Answer: It sounds like the guy you hunt with did in fact shoot what is referred to as a cactus buck. These bucks are not rare, but they are not abundant either. This “cactus” condition in whitetail bucks that results in antlers remaining in velvet and continuing to grow beyond the normal velvet-losing time of the year. The condition that causes a deer to be a cactus buck is called hypogonadism. It can occur just about anywhere in the whitetail’s range, but is common in areas with granite soils.
Cactus Bucks in Central Texas
The buck your friend shot also has cryptorchidism, which is a condition in which the testes fail to descend from the abdomen. This deer likely was impacted while still in the womb, as this condition is common in parts of Central Texas. It’s believed that diet of gestating females contributes to cryptorchidism in fawns.
The condition impacts testosterone levels, which regulate antler growth and development. In the most extreme cases, the testicles of cryptorchid bucks remain in the abdominal cavity and never descend into the scrotum. As a result, the normal production of testosterone is reduced and the normal antler cycle is destroyed.
In most cases, the cactus buck abnormality occurs naturally, without injury—these deer just do not develop properly. However, the same effect can result when a normal deer that suffers from testicular damage. A buck could function normally for several years then incur some type of testicular injury and then become an injury-created cactus buck for the rest of his life.
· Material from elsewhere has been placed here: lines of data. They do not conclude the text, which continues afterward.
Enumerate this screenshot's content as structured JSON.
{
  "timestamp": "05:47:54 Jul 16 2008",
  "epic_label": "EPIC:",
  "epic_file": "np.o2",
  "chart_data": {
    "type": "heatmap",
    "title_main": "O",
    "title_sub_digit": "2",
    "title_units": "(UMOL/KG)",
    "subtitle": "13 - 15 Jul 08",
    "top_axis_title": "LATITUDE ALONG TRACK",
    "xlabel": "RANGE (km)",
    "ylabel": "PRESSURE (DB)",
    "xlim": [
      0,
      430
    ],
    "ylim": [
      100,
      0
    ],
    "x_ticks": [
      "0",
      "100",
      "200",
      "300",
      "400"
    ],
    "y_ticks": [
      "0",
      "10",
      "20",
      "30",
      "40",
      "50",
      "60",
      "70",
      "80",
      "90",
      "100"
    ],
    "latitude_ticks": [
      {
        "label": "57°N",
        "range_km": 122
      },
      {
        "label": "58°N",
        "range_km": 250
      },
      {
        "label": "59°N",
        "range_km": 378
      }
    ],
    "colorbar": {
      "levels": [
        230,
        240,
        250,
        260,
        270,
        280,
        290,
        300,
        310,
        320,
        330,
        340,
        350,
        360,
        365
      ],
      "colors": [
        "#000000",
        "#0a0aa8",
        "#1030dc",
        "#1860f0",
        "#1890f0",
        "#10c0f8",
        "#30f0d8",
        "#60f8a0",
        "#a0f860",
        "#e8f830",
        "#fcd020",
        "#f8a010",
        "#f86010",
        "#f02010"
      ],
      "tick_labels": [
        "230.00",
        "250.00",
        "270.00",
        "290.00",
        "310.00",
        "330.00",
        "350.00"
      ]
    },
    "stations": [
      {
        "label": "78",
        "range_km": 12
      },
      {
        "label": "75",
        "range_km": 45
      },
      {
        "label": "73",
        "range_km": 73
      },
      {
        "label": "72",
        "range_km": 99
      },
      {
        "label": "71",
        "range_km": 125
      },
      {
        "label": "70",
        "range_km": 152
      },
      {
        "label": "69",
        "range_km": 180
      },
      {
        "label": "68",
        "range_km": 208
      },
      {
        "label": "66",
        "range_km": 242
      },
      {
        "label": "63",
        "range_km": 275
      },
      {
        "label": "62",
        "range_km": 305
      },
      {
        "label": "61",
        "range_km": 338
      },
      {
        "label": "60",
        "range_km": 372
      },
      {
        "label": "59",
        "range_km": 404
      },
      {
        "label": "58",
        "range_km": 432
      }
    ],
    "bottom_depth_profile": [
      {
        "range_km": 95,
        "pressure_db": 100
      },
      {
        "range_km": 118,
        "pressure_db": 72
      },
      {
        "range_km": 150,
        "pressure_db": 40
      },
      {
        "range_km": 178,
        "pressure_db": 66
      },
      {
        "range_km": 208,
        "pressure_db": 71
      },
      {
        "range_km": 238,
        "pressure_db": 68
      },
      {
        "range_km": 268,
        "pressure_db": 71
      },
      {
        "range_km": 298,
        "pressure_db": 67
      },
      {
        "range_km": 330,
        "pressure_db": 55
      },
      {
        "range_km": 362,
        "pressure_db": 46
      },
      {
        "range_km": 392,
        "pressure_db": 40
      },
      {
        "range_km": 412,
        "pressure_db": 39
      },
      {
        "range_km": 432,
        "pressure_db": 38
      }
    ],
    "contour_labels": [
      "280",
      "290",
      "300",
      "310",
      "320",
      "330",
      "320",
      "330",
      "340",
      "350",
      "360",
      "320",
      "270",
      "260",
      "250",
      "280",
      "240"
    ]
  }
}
Cactus Bucks and Low Testosterone
In normal whitetail bucks, decreasing photoperiod during the late summer causes a rise in testosterone levels. This spurs the velvet shedding process. During the following spring, as days begin to get longer and photoperiod increases, a normal buck’s testosterone level drops. This initiates the antler shedding process.
This is not the case in these stag bucks. In cactus bucks, because they lack functioning testes, this cycle does not occur. Instead, cryptorchid bucks remain in velvet and continue to grow indefinitely, often developing antlers with numerous abnormal points, giving them the descriptive name, cactus buck.